On Tuesday, July 17, PSC learned the results of a recent Joint Commission review that it will recommend PSC for Medicare certification effective July 6 to the Centers for Medicare and Medicaid services and are eligible for their reimbursement, which will lead to expanded services. 

Hospitals with emergency departments can refer anyone from their ER with a psychiatric complaint that they have accessed as needing an inpatient psych stay to PSC for admission evaluation. One thing that makes them a bit different is since PSC is a free-standing psychiatric unit, is does not have the medical specialties found at other hospitals. Patients it receives have already been medically screened.

PSC does have an onsite pharmacy, two psychiatrists (they are recruiting for a third psychiatrist), and three internal medicine docs, who do internal medicine rounds daily.

“One of the things that we think we can do well is to be able to provide an alternative for folks who are in a mental health crisis, but to provide an alternative to a community hospital’s emergency room to be able for them to get immediate care while they are in crisis,” Eiler said. “The reason we feel we can do that better is that we have specialized staff and mental health professionals here – social workers, mental health nurses, who can intervene with the patient, do an assessment that is really targeting mental health needs.

Those folks are typically not onsite at a typical emergency department.”

It opened earlier this year at 5351 Delmar in midtown to help fill the void left when the state of Missouri closed its acute care inpatient and outpatient facility known as Metropolitan Psychiatric Center, in 2010, at the same location.

“In the early fall, we hope to open our Crisis Access Service which will make our inpatient services available to the community,” Eiler said.

“We will be able to go from 16 beds to 25 beds.”

He said it will reduce wait times in area emergency departments for psych beds. With Medicare reimbursements in place, Eiler said PSC will gear up to accept persons in psychiatric crisis from area police departments and Emergency Medical Services.

“What we are really trying to do is to use EMS… the paramedics, the ambulance guys, to use them as well as police … to triage folks who appear to have psychiatric problems that need an immediate crisis response, but not to have a medical problem,” Eiler explained. “We would use these first responders in the community to triage patients who are in a psychiatric crisis to come to us rather than going to a community emergency department.”

Eiler said police departments have trained in crisis intervention to identify persons in mental health crisis.
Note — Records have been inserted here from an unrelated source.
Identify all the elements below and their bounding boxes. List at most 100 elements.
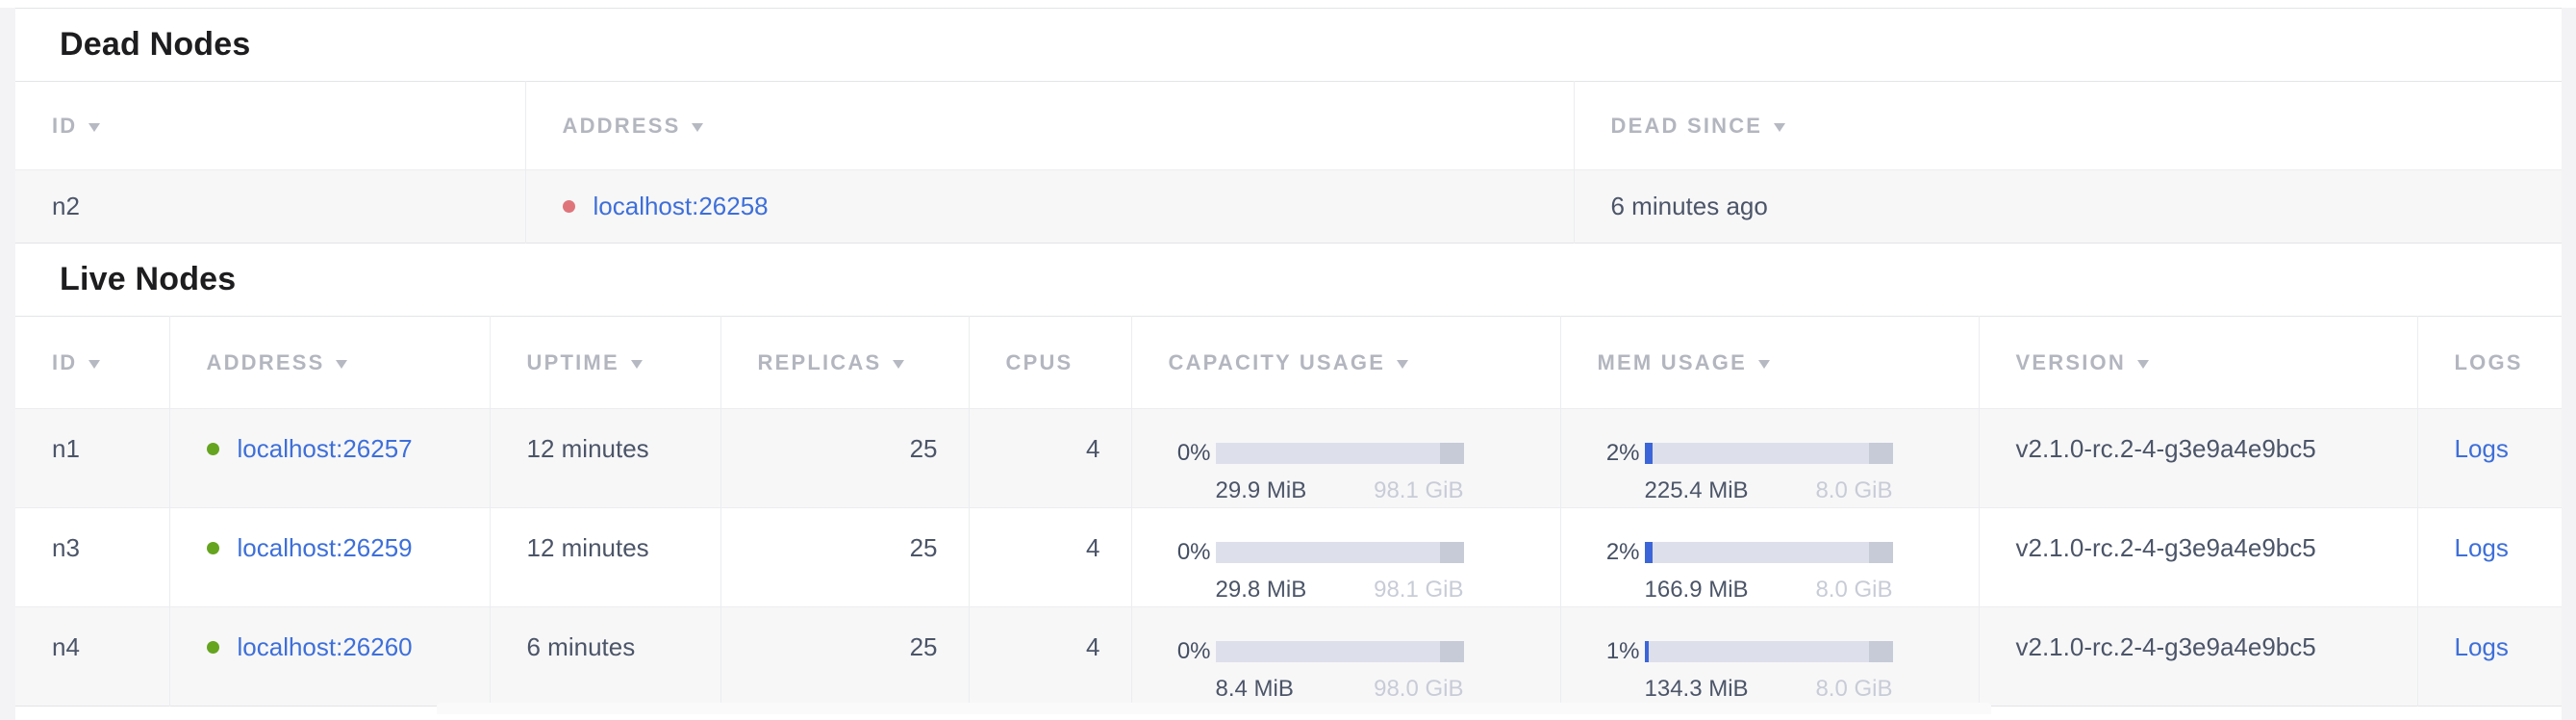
column-header-dead-since[interactable]: DEAD SINCE <box>1574 82 2562 170</box>
column-header-label: LOGS <box>2455 350 2523 374</box>
page-left-gutter <box>0 8 15 720</box>
cpus-cell: 4 <box>969 409 1131 508</box>
live-node-row: n3localhost:2625912 minutes2540%29.8 MiB… <box>15 508 2562 607</box>
column-header-label: ADDRESS <box>207 350 325 374</box>
version-value: v2.1.0-rc.2-4-g3e9a4e9bc5 <box>2016 632 2316 661</box>
column-header-address[interactable]: ADDRESS <box>525 82 1574 170</box>
capacity-usage-track <box>1216 443 1464 464</box>
capacity-used-value: 8.4 MiB <box>1216 675 1294 704</box>
column-header-label: MEM USAGE <box>1598 350 1747 374</box>
live-status-dot-icon <box>207 641 219 654</box>
mem-usage-track <box>1645 542 1893 563</box>
column-header-capacity-usage[interactable]: CAPACITY USAGE <box>1131 317 1560 409</box>
version-cell: v2.1.0-rc.2-4-g3e9a4e9bc5 <box>1979 607 2417 707</box>
capacity-usage-values: 29.8 MiB98.1 GiB <box>1216 576 1464 604</box>
page-right-gutter <box>2562 8 2576 720</box>
capacity-other-usage-segment <box>1440 542 1464 563</box>
node-address-link[interactable]: localhost:26260 <box>238 632 413 661</box>
capacity-usage-cell: 0%29.8 MiB98.1 GiB <box>1131 508 1560 607</box>
dead-nodes-table: IDADDRESSDEAD SINCE n2localhost:262586 m… <box>15 81 2562 244</box>
column-header-replicas[interactable]: REPLICAS <box>720 317 969 409</box>
mem-usage-cell: 1%134.3 MiB8.0 GiB <box>1560 607 1979 707</box>
sort-arrow-icon <box>88 360 100 369</box>
logs-link[interactable]: Logs <box>2455 632 2509 661</box>
capacity-usage-values: 29.9 MiB 98.1 GiB <box>1216 476 1464 505</box>
uptime-cell: 12 minutes <box>490 409 720 508</box>
node-address-link[interactable]: localhost:26258 <box>593 192 769 220</box>
mem-usage-track <box>1645 641 1893 662</box>
cluster-overview-page: Dead Nodes IDADDRESSDEAD SINCE n2localho… <box>0 0 2576 720</box>
mem-usage-bar-line: 2% <box>1598 439 1979 468</box>
capacity-usage-bar-chart: 0%29.9 MiB98.1 GiB <box>1169 439 1560 505</box>
mem-usage-track <box>1645 443 1893 464</box>
capacity-usage-track <box>1216 641 1464 662</box>
column-header-label: ADDRESS <box>563 114 681 138</box>
node-list-content: Dead Nodes IDADDRESSDEAD SINCE n2localho… <box>15 8 2562 707</box>
sort-arrow-icon <box>1774 123 1785 132</box>
node-id-cell: n4 <box>15 607 169 707</box>
mem-other-usage-segment <box>1869 542 1893 563</box>
column-header-cpus: CPUS <box>969 317 1131 409</box>
capacity-usage-percent: 0% <box>1169 637 1211 666</box>
column-header-label: CPUS <box>1006 350 1073 374</box>
live-node-row: n1localhost:2625712 minutes2540%29.9 MiB… <box>15 409 2562 508</box>
column-header-label: DEAD SINCE <box>1611 114 1763 138</box>
sort-arrow-icon <box>692 123 703 132</box>
node-id-cell: n1 <box>15 409 169 508</box>
live-status-dot-icon <box>207 542 219 554</box>
mem-total-value: 8.0 GiB <box>1815 476 1892 505</box>
sort-arrow-icon <box>88 123 100 132</box>
node-address-link[interactable]: localhost:26259 <box>238 533 413 562</box>
column-header-version[interactable]: VERSION <box>1979 317 2417 409</box>
mem-usage-bar-line: 1% <box>1598 637 1979 666</box>
capacity-total-value: 98.0 GiB <box>1374 675 1463 704</box>
mem-used-value: 166.9 MiB <box>1645 576 1749 604</box>
column-header-id[interactable]: ID <box>15 82 525 170</box>
live-node-row: n4localhost:262606 minutes2540%8.4 MiB98… <box>15 607 2562 707</box>
capacity-used-value: 29.8 MiB <box>1216 576 1307 604</box>
mem-usage-values: 225.4 MiB 8.0 GiB <box>1645 476 1893 505</box>
column-header-logs: LOGS <box>2417 317 2562 409</box>
column-header-address[interactable]: ADDRESS <box>169 317 490 409</box>
node-id-cell: n2 <box>15 170 525 244</box>
mem-usage-bar-chart: 2%225.4 MiB 8.0 GiB <box>1598 439 1979 505</box>
sort-arrow-icon <box>336 360 347 369</box>
capacity-usage-bar-chart: 0%8.4 MiB 98.0 GiB <box>1169 637 1560 704</box>
logs-link[interactable]: Logs <box>2455 434 2509 463</box>
mem-usage-percent: 1% <box>1598 637 1640 666</box>
dead-nodes-header-row: ID ADDRESS DEAD SINCE <box>15 82 2562 170</box>
live-status-dot-icon <box>207 443 219 455</box>
node-address-cell: localhost:26260 <box>169 607 490 707</box>
version-cell: v2.1.0-rc.2-4-g3e9a4e9bc5 <box>1979 409 2417 508</box>
capacity-total-value: 98.1 GiB <box>1374 476 1463 505</box>
logs-cell: Logs <box>2417 409 2562 508</box>
mem-usage-percent: 2% <box>1598 439 1640 468</box>
logs-link[interactable]: Logs <box>2455 533 2509 562</box>
mem-used-value: 225.4 MiB <box>1645 476 1749 505</box>
dead-status-dot-icon <box>563 200 575 213</box>
node-address-link[interactable]: localhost:26257 <box>238 434 413 463</box>
uptime-cell: 12 minutes <box>490 508 720 607</box>
mem-used-segment <box>1645 641 1649 662</box>
column-header-mem-usage[interactable]: MEM USAGE <box>1560 317 1979 409</box>
node-id-cell: n3 <box>15 508 169 607</box>
mem-used-segment <box>1645 443 1653 464</box>
live-nodes-heading: Live Nodes <box>15 244 2562 316</box>
column-header-label: ID <box>52 350 77 374</box>
mem-usage-bar-chart: 2%166.9 MiB8.0 GiB <box>1598 538 1979 604</box>
mem-usage-values: 134.3 MiB8.0 GiB <box>1645 675 1893 704</box>
column-header-label: CAPACITY USAGE <box>1169 350 1386 374</box>
column-header-label: UPTIME <box>527 350 619 374</box>
mem-total-value: 8.0 GiB <box>1815 576 1892 604</box>
mem-used-segment <box>1645 542 1653 563</box>
mem-usage-values: 166.9 MiB 8.0 GiB <box>1645 576 1893 604</box>
column-header-uptime[interactable]: UPTIME <box>490 317 720 409</box>
dead-node-row: n2localhost:262586 minutes ago <box>15 170 2562 244</box>
mem-other-usage-segment <box>1869 443 1893 464</box>
sort-arrow-icon <box>1397 360 1408 369</box>
capacity-usage-bar-chart: 0%29.8 MiB98.1 GiB <box>1169 538 1560 604</box>
capacity-used-value: 29.9 MiB <box>1216 476 1307 505</box>
cpus-cell: 4 <box>969 607 1131 707</box>
capacity-usage-values: 8.4 MiB 98.0 GiB <box>1216 675 1464 704</box>
column-header-id[interactable]: ID <box>15 317 169 409</box>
PSC is funded through a variety of sources, including state, local, and federal. As part of the Affordable Care Act, Missouri was one of 11 states awarded grants of the Medical Emergency Psychiatric Demonstration Project of the Patient Protection and Affordable Care Act. PSC is one of 28 hospitals in the nation and among three in Missouri that began receiving funding this month.

Missouri continues to operate a forensic psychiatric facility onsite for outpatient court evaluation services and forensic inpatient pre-trial restoration to competency services.